Hitman’s episodic release has proved the sceptics wrong, Io believes

The decision to stray from the established triple-A pricing model and try something different has ultimately paid off, the developers of Hitman have said.

Rather than release the complete game at full price, Io chose instead for its latest title to release it in instalments – or episodes – that could either be purchased upfront or bit by bit. It was a move that raised a few eyebrows, but seems to have ultimately been warmly received.

There was a lot of scepticism, which I think is very common when you’re doing something new,” creative director Christian Elverdam told Videogamer. Part of the scepticism was, is this going to work?
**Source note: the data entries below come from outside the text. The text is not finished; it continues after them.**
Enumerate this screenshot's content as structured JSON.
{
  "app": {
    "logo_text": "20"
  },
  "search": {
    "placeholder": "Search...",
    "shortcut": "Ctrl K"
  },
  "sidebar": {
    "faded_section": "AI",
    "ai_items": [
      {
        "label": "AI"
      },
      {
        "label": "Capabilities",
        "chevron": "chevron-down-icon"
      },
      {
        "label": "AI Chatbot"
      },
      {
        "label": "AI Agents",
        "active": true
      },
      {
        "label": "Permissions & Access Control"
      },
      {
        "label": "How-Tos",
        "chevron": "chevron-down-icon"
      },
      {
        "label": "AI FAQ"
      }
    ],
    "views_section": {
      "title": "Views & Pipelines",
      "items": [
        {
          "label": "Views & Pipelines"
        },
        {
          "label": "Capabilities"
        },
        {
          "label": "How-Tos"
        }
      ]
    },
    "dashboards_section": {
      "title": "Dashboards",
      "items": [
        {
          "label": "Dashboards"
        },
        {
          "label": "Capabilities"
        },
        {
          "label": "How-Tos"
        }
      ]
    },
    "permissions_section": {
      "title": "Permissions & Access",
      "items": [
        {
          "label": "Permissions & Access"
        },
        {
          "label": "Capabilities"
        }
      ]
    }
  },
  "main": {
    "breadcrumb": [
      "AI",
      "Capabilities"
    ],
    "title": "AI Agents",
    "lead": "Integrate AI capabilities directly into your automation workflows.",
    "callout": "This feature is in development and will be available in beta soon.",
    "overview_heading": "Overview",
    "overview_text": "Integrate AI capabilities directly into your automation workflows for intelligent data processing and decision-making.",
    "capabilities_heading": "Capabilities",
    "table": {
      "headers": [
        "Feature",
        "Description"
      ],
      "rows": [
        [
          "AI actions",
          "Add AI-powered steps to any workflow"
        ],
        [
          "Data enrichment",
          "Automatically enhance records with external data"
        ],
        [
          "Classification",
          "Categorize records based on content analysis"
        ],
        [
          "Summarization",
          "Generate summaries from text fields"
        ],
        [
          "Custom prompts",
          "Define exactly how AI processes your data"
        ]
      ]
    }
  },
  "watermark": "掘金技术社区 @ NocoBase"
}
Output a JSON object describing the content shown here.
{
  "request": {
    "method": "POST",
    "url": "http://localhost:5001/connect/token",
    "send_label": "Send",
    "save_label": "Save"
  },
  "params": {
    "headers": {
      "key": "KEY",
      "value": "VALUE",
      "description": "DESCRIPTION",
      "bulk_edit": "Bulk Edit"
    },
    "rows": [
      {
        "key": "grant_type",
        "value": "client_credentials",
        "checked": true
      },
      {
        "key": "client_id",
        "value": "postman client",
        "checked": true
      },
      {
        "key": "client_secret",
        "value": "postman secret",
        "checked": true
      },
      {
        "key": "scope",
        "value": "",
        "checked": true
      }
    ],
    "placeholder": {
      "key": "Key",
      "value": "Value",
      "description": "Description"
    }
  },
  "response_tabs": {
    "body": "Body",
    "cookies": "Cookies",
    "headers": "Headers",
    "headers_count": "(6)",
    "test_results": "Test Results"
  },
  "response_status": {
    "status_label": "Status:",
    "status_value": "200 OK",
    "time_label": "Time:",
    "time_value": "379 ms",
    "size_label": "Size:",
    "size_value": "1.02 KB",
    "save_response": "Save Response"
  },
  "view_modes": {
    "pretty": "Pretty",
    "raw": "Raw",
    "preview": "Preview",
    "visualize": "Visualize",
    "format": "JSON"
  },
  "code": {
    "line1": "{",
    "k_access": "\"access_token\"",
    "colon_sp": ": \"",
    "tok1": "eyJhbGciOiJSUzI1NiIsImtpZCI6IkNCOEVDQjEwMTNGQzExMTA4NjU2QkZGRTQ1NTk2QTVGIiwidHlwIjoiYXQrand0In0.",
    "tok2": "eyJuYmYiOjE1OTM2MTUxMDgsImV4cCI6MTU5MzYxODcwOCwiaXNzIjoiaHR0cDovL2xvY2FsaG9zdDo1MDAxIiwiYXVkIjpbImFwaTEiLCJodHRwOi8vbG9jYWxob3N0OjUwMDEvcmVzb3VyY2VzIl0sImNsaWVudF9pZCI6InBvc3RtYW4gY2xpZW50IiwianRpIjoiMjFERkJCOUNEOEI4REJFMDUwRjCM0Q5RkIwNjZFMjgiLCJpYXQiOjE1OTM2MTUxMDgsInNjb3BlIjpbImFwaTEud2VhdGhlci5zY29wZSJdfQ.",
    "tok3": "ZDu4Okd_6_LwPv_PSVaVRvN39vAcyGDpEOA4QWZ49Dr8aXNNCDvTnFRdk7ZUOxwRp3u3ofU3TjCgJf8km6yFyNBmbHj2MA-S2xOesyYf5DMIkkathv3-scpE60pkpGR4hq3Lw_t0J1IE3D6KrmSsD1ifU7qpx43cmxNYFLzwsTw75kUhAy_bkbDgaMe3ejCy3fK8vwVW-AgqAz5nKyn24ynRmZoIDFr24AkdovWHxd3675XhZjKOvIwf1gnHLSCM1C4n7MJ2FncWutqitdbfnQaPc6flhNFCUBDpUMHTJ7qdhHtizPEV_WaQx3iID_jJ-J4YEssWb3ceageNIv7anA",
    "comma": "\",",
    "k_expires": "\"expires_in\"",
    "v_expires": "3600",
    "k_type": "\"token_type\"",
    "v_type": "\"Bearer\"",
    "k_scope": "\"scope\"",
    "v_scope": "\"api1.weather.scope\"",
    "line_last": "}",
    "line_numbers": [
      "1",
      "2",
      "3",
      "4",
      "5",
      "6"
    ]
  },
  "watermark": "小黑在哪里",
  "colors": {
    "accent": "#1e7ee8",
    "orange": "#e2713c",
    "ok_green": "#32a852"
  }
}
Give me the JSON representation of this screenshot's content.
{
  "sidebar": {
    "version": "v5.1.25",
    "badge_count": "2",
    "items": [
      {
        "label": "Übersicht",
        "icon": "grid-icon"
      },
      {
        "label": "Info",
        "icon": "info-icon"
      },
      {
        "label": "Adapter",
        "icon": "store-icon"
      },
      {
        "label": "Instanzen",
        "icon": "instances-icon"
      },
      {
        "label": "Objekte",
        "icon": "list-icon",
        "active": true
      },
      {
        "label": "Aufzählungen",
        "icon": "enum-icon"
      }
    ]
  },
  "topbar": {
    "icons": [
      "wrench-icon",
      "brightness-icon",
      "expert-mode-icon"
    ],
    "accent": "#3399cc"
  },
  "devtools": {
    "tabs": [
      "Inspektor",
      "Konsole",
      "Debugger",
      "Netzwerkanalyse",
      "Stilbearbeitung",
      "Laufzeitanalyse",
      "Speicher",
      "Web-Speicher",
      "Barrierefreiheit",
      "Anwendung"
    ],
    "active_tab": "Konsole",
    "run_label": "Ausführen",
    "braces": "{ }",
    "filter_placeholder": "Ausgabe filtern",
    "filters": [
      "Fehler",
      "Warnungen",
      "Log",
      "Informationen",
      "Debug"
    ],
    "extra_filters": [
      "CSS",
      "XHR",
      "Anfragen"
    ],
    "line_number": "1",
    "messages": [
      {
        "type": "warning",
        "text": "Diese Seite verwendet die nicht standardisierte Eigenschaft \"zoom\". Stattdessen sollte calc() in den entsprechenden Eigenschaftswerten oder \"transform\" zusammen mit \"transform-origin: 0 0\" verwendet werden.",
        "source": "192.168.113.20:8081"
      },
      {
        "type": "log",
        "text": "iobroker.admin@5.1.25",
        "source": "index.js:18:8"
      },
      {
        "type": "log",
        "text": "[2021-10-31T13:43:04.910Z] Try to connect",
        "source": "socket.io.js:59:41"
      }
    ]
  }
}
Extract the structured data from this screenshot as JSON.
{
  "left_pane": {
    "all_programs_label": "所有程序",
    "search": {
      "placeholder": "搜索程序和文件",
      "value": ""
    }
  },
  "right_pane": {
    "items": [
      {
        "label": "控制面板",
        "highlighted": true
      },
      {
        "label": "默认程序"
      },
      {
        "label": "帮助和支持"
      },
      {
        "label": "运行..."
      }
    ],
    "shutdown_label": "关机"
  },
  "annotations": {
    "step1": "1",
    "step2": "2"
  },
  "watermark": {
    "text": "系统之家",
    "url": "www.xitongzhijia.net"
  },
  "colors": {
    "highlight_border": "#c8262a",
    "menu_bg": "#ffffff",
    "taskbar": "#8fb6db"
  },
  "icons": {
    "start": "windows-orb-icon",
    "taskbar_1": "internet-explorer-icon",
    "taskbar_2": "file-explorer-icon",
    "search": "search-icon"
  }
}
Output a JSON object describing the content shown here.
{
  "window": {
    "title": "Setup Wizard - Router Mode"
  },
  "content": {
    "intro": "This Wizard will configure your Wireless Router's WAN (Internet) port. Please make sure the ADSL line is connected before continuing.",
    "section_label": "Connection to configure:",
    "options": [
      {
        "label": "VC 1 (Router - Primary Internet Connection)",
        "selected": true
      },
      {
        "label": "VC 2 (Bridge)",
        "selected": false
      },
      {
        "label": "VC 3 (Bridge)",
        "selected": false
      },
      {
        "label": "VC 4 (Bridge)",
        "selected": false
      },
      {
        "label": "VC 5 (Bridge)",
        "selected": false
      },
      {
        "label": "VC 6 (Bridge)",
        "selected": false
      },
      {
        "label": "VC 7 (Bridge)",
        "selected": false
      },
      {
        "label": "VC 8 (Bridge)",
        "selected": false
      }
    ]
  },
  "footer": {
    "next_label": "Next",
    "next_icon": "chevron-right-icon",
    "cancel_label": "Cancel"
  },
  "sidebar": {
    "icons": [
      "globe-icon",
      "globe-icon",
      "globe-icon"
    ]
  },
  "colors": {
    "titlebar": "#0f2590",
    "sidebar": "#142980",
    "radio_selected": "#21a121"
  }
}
Are you going to be delayed? How does this even work for a game like this? And that kind of scepticism, I think we proved that we have a good way of doing it.”

Elverdam admits, however, that the company did not help itself with a slightly confused initial reveal, the details of which changed twice before the final model was settled on.

I think we made it hard for ourselves [by] not being clearer about what we wanted and subsequently also what we communicated,” he admitted. If you’re going to do something like we’re doing the internet is a fairly unforgiving place, and so I think we got ourselves into some trouble there.

No matter what we would have to have the game speak for itself, but you can make that journey easier or harder. I think we absolutely made it hard in the beginning. So I would have loved us to have launched with a little less controversy.”

The developer also claimed that the model helped to reduce what has sadly become the typical pre-launch triple-A crunch.